Parce que la musique fait virevolter le film, fait chavirer les images. Les plans se succèdent à coups de happening rythmé. Gospel, blues, rock vous empoignent et vous emportent. Une congrégation pentecôtiste, Sister Rosetta Tharpe, Little Richard, B.B. King qui cause sur Beale Street …Le cinéaste australien s’est beaucoup documenté sur l’histoire du Sud profond et sur le parcours d’Elvis Aaron Presley né dans une petite ville du Mississippi qui, se rêvant chanteur à Memphis où il travaille comme camionneur, surprendra le bonimenteur de fête foraine Tom Parker (Tom Hanks défiguré pour jouer le méchant) avant de surprendre l’Amérique. Le reste est légende – voix sensuelle, déhanchement impudique, sourire en coin, des millions de disques vendus à travers le monde, mariage et séparation avec Priscilla (Olivia DeJonge), Graceland en son décor fabuleux, Las Vegas et le King sur son déclin.

La fin, contée par le truculent Parker, est dans le commencement. Le déroulement de l’histoire n’en sera que plus tragique. De ce procédé inhérent à la tragédie grecque et déjà à l’œuvre dans son ambitieux Gatsby le Magnifique (2013), Baz Luhrmann fait un usage impétueux, endiablé, exalté. La fiction est tellement saturée d’informations qu’elle dépasse le documentaire Jerry Lee Lewis : Trouble in Mind (aussi présenté à Cannes) que consacre Ethan Coen à l’autre icône américaine du rock. Transitions abruptes, ellipses narratives, multitude de personnages, divisions de l’écran pour traduire la simultanéité ou la successivité, feu d’artifice de couleurs, kaléidoscope visuel, déchainement sonore. Luhrmann relate le destin d’Elvis en accéléré. On ne saisit pas tout, mais peu importe. On s’interroge sur l’utilité de telle ou telle scène, mais peu importe.

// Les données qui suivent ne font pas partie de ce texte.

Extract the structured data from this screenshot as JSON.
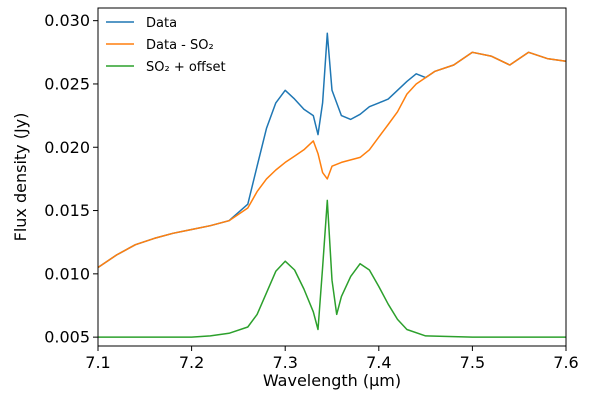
{
  "chart_data": {
    "type": "line",
    "title": "",
    "xlabel": "Wavelength (μm)",
    "ylabel": "Flux density (Jy)",
    "xlim": [
      7.1,
      7.6
    ],
    "ylim": [
      0.0043,
      0.031
    ],
    "xticks": [
      7.1,
      7.2,
      7.3,
      7.4,
      7.5,
      7.6
    ],
    "xtick_labels": [
      "7.1",
      "7.2",
      "7.3",
      "7.4",
      "7.5",
      "7.6"
    ],
    "yticks": [
      0.005,
      0.01,
      0.015,
      0.02,
      0.025,
      0.03
    ],
    "ytick_labels": [
      "0.005",
      "0.010",
      "0.015",
      "0.020",
      "0.025",
      "0.030"
    ],
    "grid": false,
    "legend_position": "top-left",
    "series": [
      {
        "name": "Data",
        "color": "#1f77b4",
        "points": [
          [
            7.1,
            0.0105
          ],
          [
            7.12,
            0.0115
          ],
          [
            7.14,
            0.0123
          ],
          [
            7.16,
            0.0128
          ],
          [
            7.18,
            0.0132
          ],
          [
            7.2,
            0.0135
          ],
          [
            7.22,
            0.0138
          ],
          [
            7.24,
            0.0142
          ],
          [
            7.26,
            0.0155
          ],
          [
            7.27,
            0.0185
          ],
          [
            7.28,
            0.0215
          ],
          [
            7.29,
            0.0235
          ],
          [
            7.3,
            0.0245
          ],
          [
            7.31,
            0.0238
          ],
          [
            7.32,
            0.023
          ],
          [
            7.33,
            0.0225
          ],
          [
            7.335,
            0.021
          ],
          [
            7.34,
            0.0235
          ],
          [
            7.345,
            0.029
          ],
          [
            7.35,
            0.0245
          ],
          [
            7.36,
            0.0225
          ],
          [
            7.37,
            0.0222
          ],
          [
            7.38,
            0.0226
          ],
          [
            7.39,
            0.0232
          ],
          [
            7.4,
            0.0235
          ],
          [
            7.41,
            0.0238
          ],
          [
            7.42,
            0.0245
          ],
          [
            7.43,
            0.0252
          ],
          [
            7.44,
            0.0258
          ],
          [
            7.45,
            0.0255
          ],
          [
            7.46,
            0.026
          ],
          [
            7.48,
            0.0265
          ],
          [
            7.5,
            0.0275
          ],
          [
            7.52,
            0.0272
          ],
          [
            7.54,
            0.0265
          ],
          [
            7.56,
            0.0275
          ],
          [
            7.58,
            0.027
          ],
          [
            7.6,
            0.0268
          ]
        ]
      },
      {
        "name": "Data - SO₂",
        "color": "#ff7f0e",
        "points": [
          [
            7.1,
            0.0105
          ],
          [
            7.12,
            0.0115
          ],
          [
            7.14,
            0.0123
          ],
          [
            7.16,
            0.0128
          ],
          [
            7.18,
            0.0132
          ],
          [
            7.2,
            0.0135
          ],
          [
            7.22,
            0.0138
          ],
          [
            7.24,
            0.0142
          ],
          [
            7.26,
            0.0152
          ],
          [
            7.27,
            0.0165
          ],
          [
            7.28,
            0.0175
          ],
          [
            7.29,
            0.0182
          ],
          [
            7.3,
            0.0188
          ],
          [
            7.31,
            0.0193
          ],
          [
            7.32,
            0.0198
          ],
          [
            7.33,
            0.0205
          ],
          [
            7.335,
            0.0195
          ],
          [
            7.34,
            0.018
          ],
          [
            7.345,
            0.0175
          ],
          [
            7.35,
            0.0185
          ],
          [
            7.36,
            0.0188
          ],
          [
            7.37,
            0.019
          ],
          [
            7.38,
            0.0192
          ],
          [
            7.39,
            0.0198
          ],
          [
            7.4,
            0.0208
          ],
          [
            7.41,
            0.0218
          ],
          [
            7.42,
            0.0228
          ],
          [
            7.43,
            0.0242
          ],
          [
            7.44,
            0.025
          ],
          [
            7.45,
            0.0255
          ],
          [
            7.46,
            0.026
          ],
          [
            7.48,
            0.0265
          ],
          [
            7.5,
            0.0275
          ],
          [
            7.52,
            0.0272
          ],
          [
            7.54,
            0.0265
          ],
          [
            7.56,
            0.0275
          ],
          [
            7.58,
            0.027
          ],
          [
            7.6,
            0.0268
          ]
        ]
      },
      {
        "name": "SO₂ + offset",
        "color": "#2ca02c",
        "points": [
          [
            7.1,
            0.005
          ],
          [
            7.2,
            0.005
          ],
          [
            7.22,
            0.0051
          ],
          [
            7.24,
            0.0053
          ],
          [
            7.26,
            0.0058
          ],
          [
            7.27,
            0.0068
          ],
          [
            7.28,
            0.0085
          ],
          [
            7.29,
            0.0102
          ],
          [
            7.3,
            0.011
          ],
          [
            7.31,
            0.0103
          ],
          [
            7.32,
            0.0088
          ],
          [
            7.33,
            0.007
          ],
          [
            7.335,
            0.0056
          ],
          [
            7.34,
            0.0105
          ],
          [
            7.345,
            0.0158
          ],
          [
            7.35,
            0.0095
          ],
          [
            7.355,
            0.0068
          ],
          [
            7.36,
            0.0082
          ],
          [
            7.37,
            0.0098
          ],
          [
            7.38,
            0.0108
          ],
          [
            7.39,
            0.0103
          ],
          [
            7.4,
            0.009
          ],
          [
            7.41,
            0.0076
          ],
          [
            7.42,
            0.0064
          ],
          [
            7.43,
            0.0056
          ],
          [
            7.45,
            0.0051
          ],
          [
            7.5,
            0.005
          ],
          [
            7.6,
            0.005
          ]
        ]
      }
    ]
  }
}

L’essentiel est dans la fougue et la voix d’Elvis. Et en cela le choix d’Austin Butler fut parfait. Voici un acteur qui, par-delà l’artifice du maquillage et l’outrance des costumes, se révèle être d’abord le bel Elvis, adulé par les jeunes filles niaises ou pas, critiqué par l’Amérique blanche et bien-pensante des années 1950, pour ensuite se transformer en un Elvis difforme, disgracieux qui mourra d’épuisement à 42 ans. Outre la gestuelle sur scène et l’accent du Sud, la prouesse d’Austin Butler réside aussi dans sa voix, tantôt langoureuse tantôt surexcitée. L’acteur chante les chansons du King. C’est à s’y méprendre. Le résultat de deux années de travail, explique Butler. C’est bien Austin qui chante, précise le réalisateur.

À Cannes, à la sortie de la conférence de presse, Austin Butler, accompagné de Baz Luhrmann, se prête au jeu des selfies et des autographes. Avec modestie, avec le sourire. Pour l’heure, il n’a pas pris la grosse tête. Tassée derrière le cordon de sécurité, la foule le réclame, l’idolâtre. Les jeunes filles ne peuvent  avoir connu Elvis. Elles n’ont d’yeux que pour Austin. Long live Austin ! On ne voudrait pas que malheur lui échoie. Il a l’air si beau et si frêle dans son costume deux-pièces et sa chemise entrouverte. Et cette coiffure rétro légèrement bombée au-dessus du front, d’une étincelante dorure. 1956 : Chuck Berry, en quête de rhythm and blues, chantait Roll Over, Beethoven. 2022 : Austin Butler entre Cannes et Los Angeles : Roll Over, Brad Pitt & Leonardo Di Caprio.

Lorsqu’Austin Butler passe devant moi, je me hâte de le féliciter pour son interprétation. Il s’arrête quelques instants sur les marches qui le conduiront à l’ascenseur réservé aux  V.I.P. Butler semble sincèrement ému par tant de sollicitude. Il répond simplement : « Thank you. Thank you. » Butler a déjà joué dans Once Upon a Time… in Hollywood de Quentin Tarantino. Et il a déjà une longue carrière à la télévision. Mais Elvis de Baz Luhrmann, c’est peut-être le rôle de sa vie qui lui rapportera peut-être un Oscar. Quoiqu’en disent les critiques déçus par le film de Baz Luhrmann (Libération à la sortie du film en France le 22 juin, The Guardian après la projection au Festival de Cannes), une étoile est née.